Bien connu des experts du domaine, ce marché pirate a une particularité qu’il partage avec peu d’autres : il est accessible sur le « clear web », c’est-à-dire qu’il ne se cache pas vraiment. La majorité des places de marché où les cybercriminels s’échangent des informations en première main sont hébergées sur des sites en « .onion », accessibles uniquement via le réseau anonyme Tor. Relativement difficiles à trouver, elles sont aussi extrêmement volatiles, puisque les autorités les ferment à intervalle régulier.
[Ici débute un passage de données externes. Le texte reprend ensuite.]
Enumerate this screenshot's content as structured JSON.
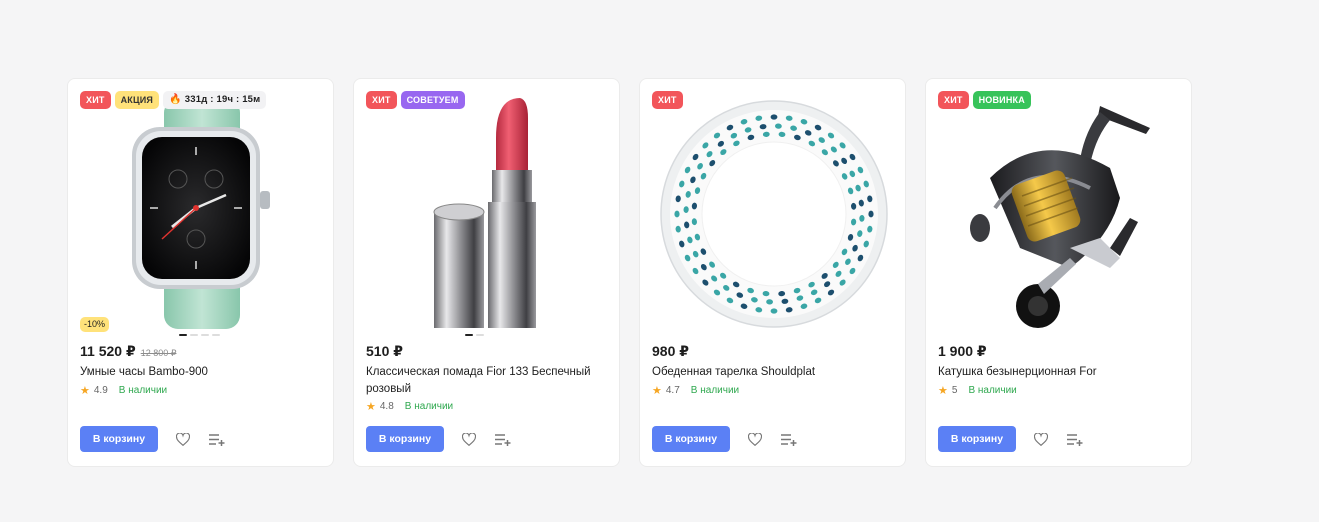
{
  "products": [
    {
      "badges": [
        "ХИТ",
        "АКЦИЯ"
      ],
      "timer": "331д : 19ч : 15м",
      "discount": "-10%",
      "price": "11 520 ₽",
      "old_price": "12 800 ₽",
      "title": "Умные часы Bambo-900",
      "rating": "4.9",
      "stock": "В наличии",
      "cart_label": "В корзину",
      "image": "smartwatch",
      "image_dots": 4
    },
    {
      "badges": [
        "ХИТ",
        "СОВЕТУЕМ"
      ],
      "price": "510 ₽",
      "title": "Классическая помада Fior 133 Беспечный розовый",
      "rating": "4.8",
      "stock": "В наличии",
      "cart_label": "В корзину",
      "image": "lipstick",
      "image_dots": 2
    },
    {
      "badges": [
        "ХИТ"
      ],
      "price": "980 ₽",
      "title": "Обеденная тарелка Shouldplat",
      "rating": "4.7",
      "stock": "В наличии",
      "cart_label": "В корзину",
      "image": "plate"
    },
    {
      "badges": [
        "ХИТ",
        "НОВИНКА"
      ],
      "price": "1 900 ₽",
      "title": "Катушка безынерционная For",
      "rating": "5",
      "stock": "В наличии",
      "cart_label": "В корзину",
      "image": "fishing-reel"
    }
  ],
  "colors": {
    "hit": "#f2555a",
    "sale": "#ffe27a",
    "recommend": "#9867f0",
    "new": "#37c35a",
    "cart_button": "#5b80f5",
    "in_stock": "#2fa84f",
    "star": "#f6a623"
  },
  "icons": [
    "flame-icon",
    "star-icon",
    "heart-icon",
    "compare-icon"
  ]
}
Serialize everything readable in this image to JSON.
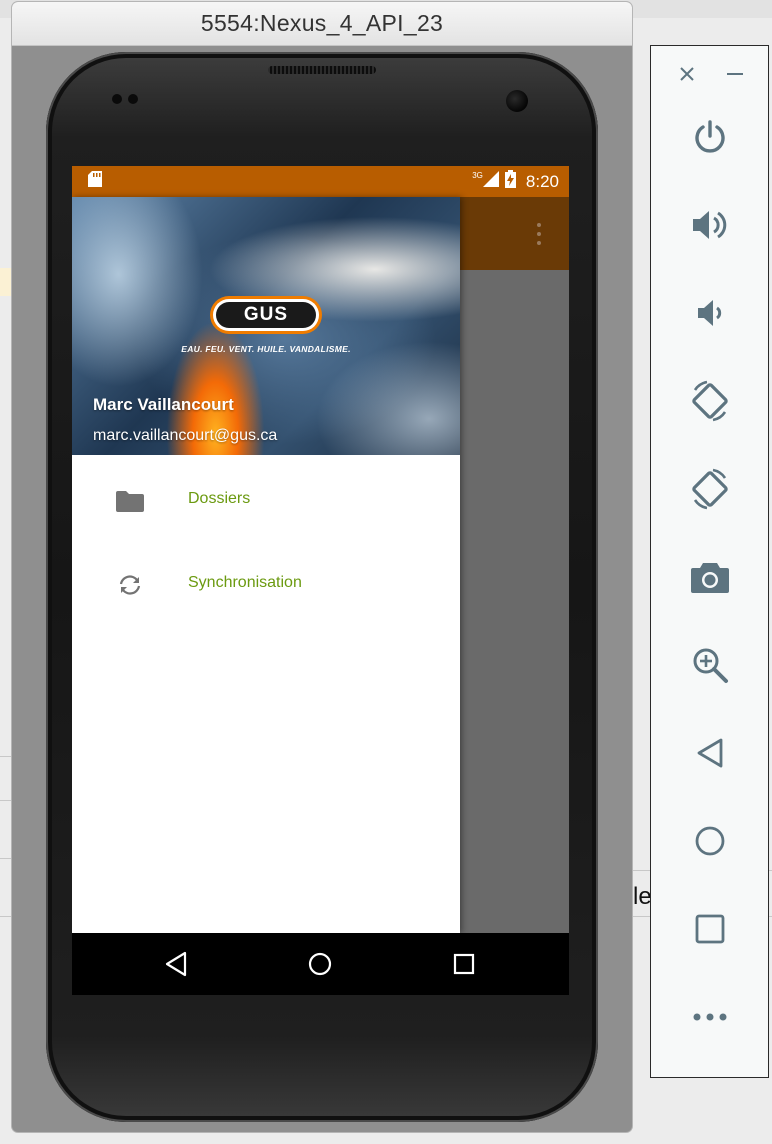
{
  "window": {
    "title": "5554:Nexus_4_API_23"
  },
  "status_bar": {
    "time": "8:20",
    "network_type": "3G",
    "icons": [
      "sd-card-icon",
      "signal-icon",
      "battery-charging-icon"
    ]
  },
  "drawer": {
    "header": {
      "logo_text": "GUS",
      "tagline": "EAU. FEU. VENT. HUILE. VANDALISME.",
      "user_name": "Marc Vaillancourt",
      "user_email": "marc.vaillancourt@gus.ca"
    },
    "items": [
      {
        "label": "Dossiers",
        "icon": "folder-icon"
      },
      {
        "label": "Synchronisation",
        "icon": "sync-icon"
      }
    ],
    "label_color": "#6b9a10"
  },
  "app": {
    "toolbar_color": "#6a3a06",
    "status_color": "#b85d00",
    "overflow_icon": "more-vertical-icon"
  },
  "nav_bar": {
    "buttons": [
      "back-icon",
      "home-icon",
      "recents-icon"
    ]
  },
  "emulator_panel": {
    "buttons": [
      "close-icon",
      "minimize-icon",
      "power-icon",
      "volume-up-icon",
      "volume-down-icon",
      "rotate-left-icon",
      "rotate-right-icon",
      "camera-icon",
      "zoom-icon",
      "back-icon",
      "home-icon",
      "overview-icon",
      "more-icon"
    ]
  },
  "background": {
    "partial_text": "le"
  }
}
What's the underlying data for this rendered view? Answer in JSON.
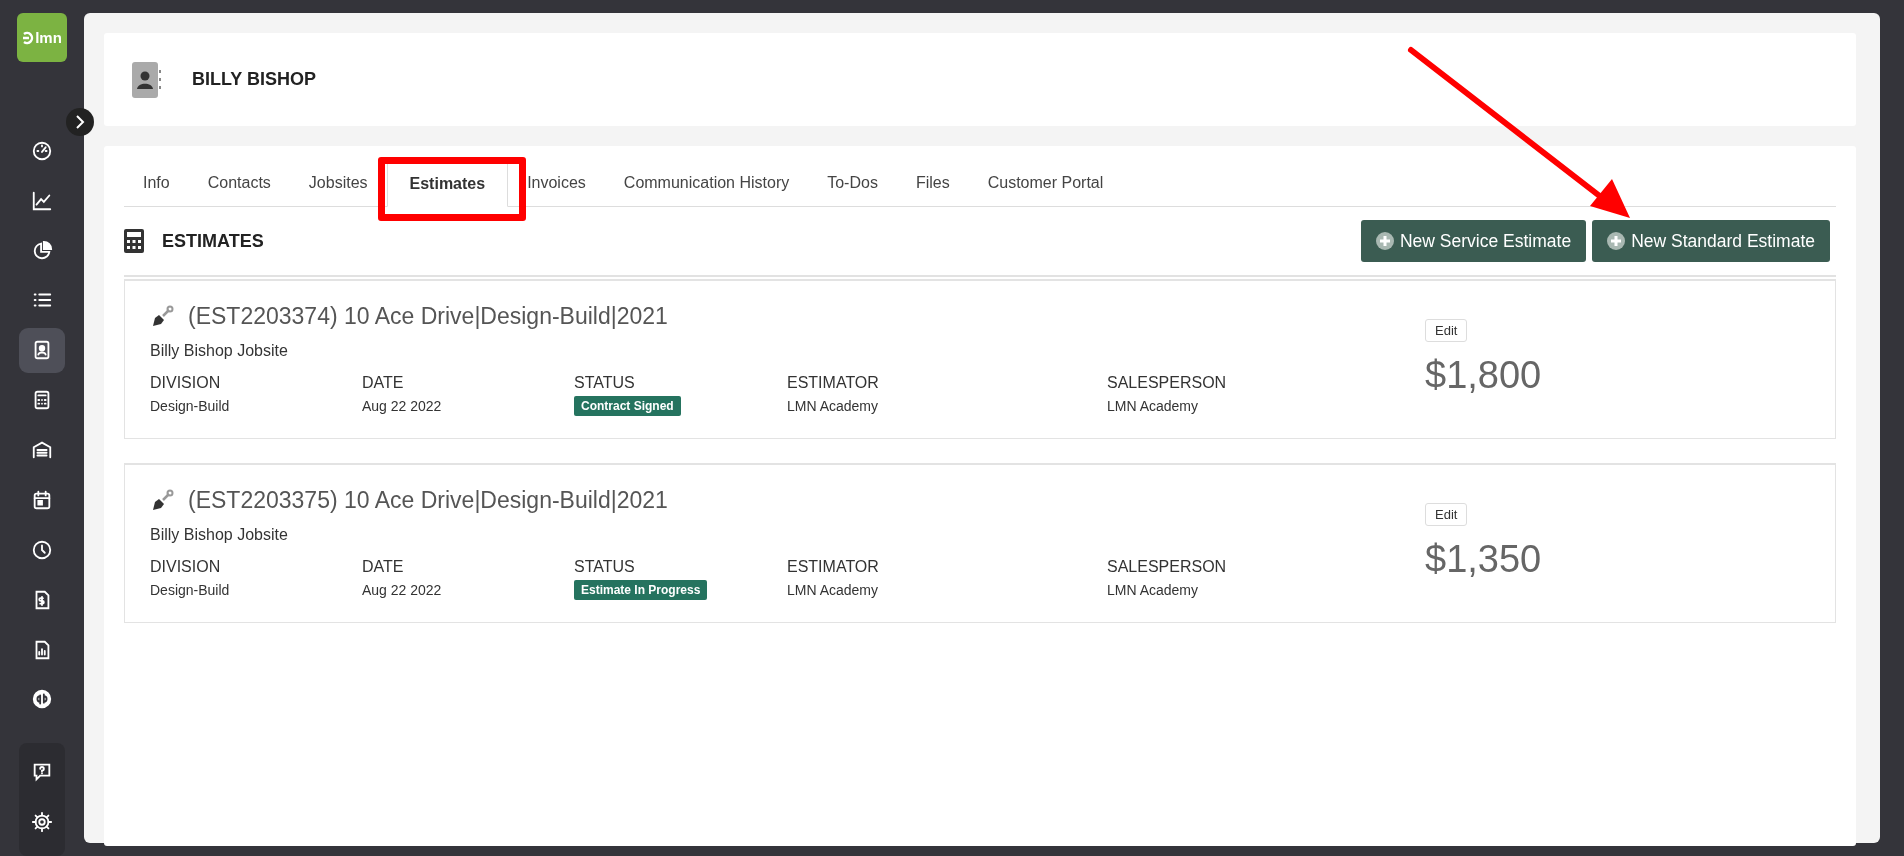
{
  "sidebar": {
    "logo": "lmn",
    "items": [
      {
        "kind": "gauge",
        "selected": false
      },
      {
        "kind": "chart",
        "selected": false
      },
      {
        "kind": "pie",
        "selected": false
      },
      {
        "kind": "list",
        "selected": false
      },
      {
        "kind": "contact",
        "selected": true
      },
      {
        "kind": "calculator",
        "selected": false
      },
      {
        "kind": "garage",
        "selected": false
      },
      {
        "kind": "calendar",
        "selected": false
      },
      {
        "kind": "clock",
        "selected": false
      },
      {
        "kind": "invoice",
        "selected": false
      },
      {
        "kind": "report",
        "selected": false
      },
      {
        "kind": "qb",
        "selected": false
      }
    ],
    "bottom_items": [
      {
        "kind": "help",
        "selected": false
      },
      {
        "kind": "settings",
        "selected": false
      }
    ]
  },
  "header": {
    "title": "BILLY BISHOP"
  },
  "tabs": [
    {
      "label": "Info",
      "selected": false
    },
    {
      "label": "Contacts",
      "selected": false
    },
    {
      "label": "Jobsites",
      "selected": false
    },
    {
      "label": "Estimates",
      "selected": true
    },
    {
      "label": "Invoices",
      "selected": false
    },
    {
      "label": "Communication History",
      "selected": false
    },
    {
      "label": "To-Dos",
      "selected": false
    },
    {
      "label": "Files",
      "selected": false
    },
    {
      "label": "Customer Portal",
      "selected": false
    }
  ],
  "section": {
    "title": "ESTIMATES",
    "buttons": [
      "New Service Estimate",
      "New Standard Estimate"
    ]
  },
  "estimates": [
    {
      "title": "(EST2203374) 10 Ace Drive|Design-Build|2021",
      "jobsite": "Billy Bishop Jobsite",
      "fields": [
        {
          "label": "DIVISION",
          "value": "Design-Build",
          "kind": "text"
        },
        {
          "label": "DATE",
          "value": "Aug 22 2022",
          "kind": "text"
        },
        {
          "label": "STATUS",
          "value": "Contract Signed",
          "kind": "badge"
        },
        {
          "label": "ESTIMATOR",
          "value": "LMN Academy",
          "kind": "text"
        },
        {
          "label": "SALESPERSON",
          "value": "LMN Academy",
          "kind": "text"
        }
      ],
      "edit": "Edit",
      "amount": "$1,800"
    },
    {
      "title": "(EST2203375) 10 Ace Drive|Design-Build|2021",
      "jobsite": "Billy Bishop Jobsite",
      "fields": [
        {
          "label": "DIVISION",
          "value": "Design-Build",
          "kind": "text"
        },
        {
          "label": "DATE",
          "value": "Aug 22 2022",
          "kind": "text"
        },
        {
          "label": "STATUS",
          "value": "Estimate In Progress",
          "kind": "badge"
        },
        {
          "label": "ESTIMATOR",
          "value": "LMN Academy",
          "kind": "text"
        },
        {
          "label": "SALESPERSON",
          "value": "LMN Academy",
          "kind": "text"
        }
      ],
      "edit": "Edit",
      "amount": "$1,350"
    }
  ]
}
Cependant, celle dont nous parlons ici existe en plein jour depuis plus d’un an, puisque Kaspersky Lab avait réalisé un rapport sur elle l’an dernier, évoquant le danger qu’elle représentait. Malgré ces avertissements, elle n’est toujours pas fermée ce jeudi 5 novembre. Pire, elle vend cinq fois plus de profils piratés — plus ou moins 320 000 — qu’à l’époque. En moyenne, des dizaines de profils de Français piratés sont déposés chaque jour. Ces profils contiennent non seulement leurs identifiants, mais aussi de quoi reproduire leur empreinte navigateur, sorte de carte de visite pour les sites web. Autrement dit, les acheteurs — des cybercriminels — s’offrent suffisamment d’informations pour voler une grande partie de l’identité en ligne des victimes.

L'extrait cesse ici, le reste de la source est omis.